BACCHUS is a European FP7 collaborative project under the lead of ETH Zurich, Switzerland. In the years 2013 to 2017, 21 research institutions from the European Union, Switzerland, Norway, and Israel work closely together to better understand key processes in aerosol-cloud interactions.
BACCHUS is one of three individual research projects building the research cluster "Aerosols and Climate" that the EU initiated, recognising the importantce of improving climate predications to develop sustainable policies for Europe.


The challenge

Clouds are a very important, yet not well understood feedback factor in climate change and they contribute to the effective radiative forcing (ERF) from aerosol-cloud interactions (ACI).
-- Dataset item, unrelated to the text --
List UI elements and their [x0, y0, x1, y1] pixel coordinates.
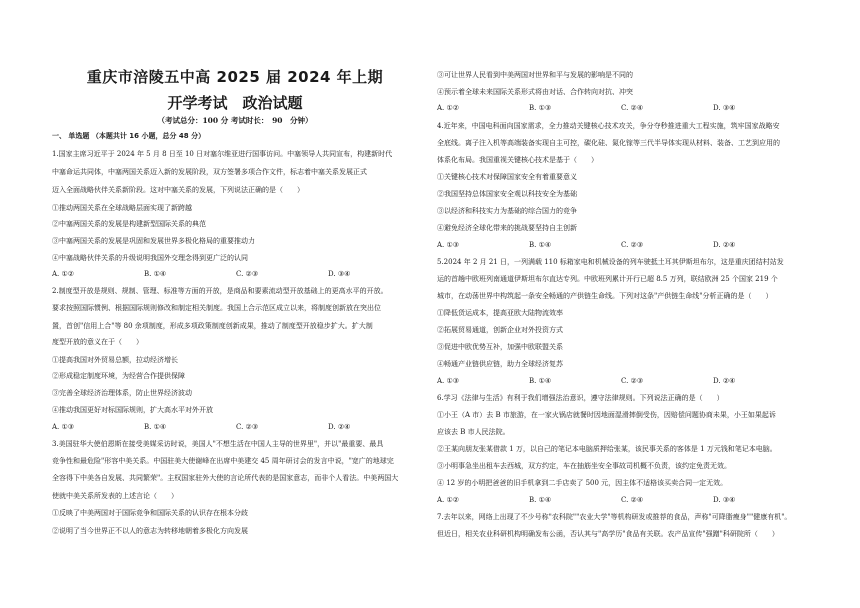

The uncertainty of this radiative forcing is larger than for any other forcing agent (greenhouse gases, ozone, contrails, etc.). Additionally, feedbacks between the terrestrial and marine biosphere and the atmosphere involving ACI may play an important role in regulating climate change, but their relevance remains poorly quantified.

Project objectives

BACCHUS aims at quantifying key processes and feedbacks controlling ACI by combining advanced measurements of cloud and aerosol properties with state-of-the-art numerical modelling. Analysing contrasting environments is the guiding strategy for BACCHUS. We investigate the importance of biogenic versus anthropogenic emissions for ACI in regions that are key regulators of Earth's climate (Amazonian rain forest) or are regarded as tipping elements in the climate system (Arctic). We generate a unique database linking long-term observations and field campaign data of aerosol, cloud condensation and ice nuclei, and cloud microphysical properties.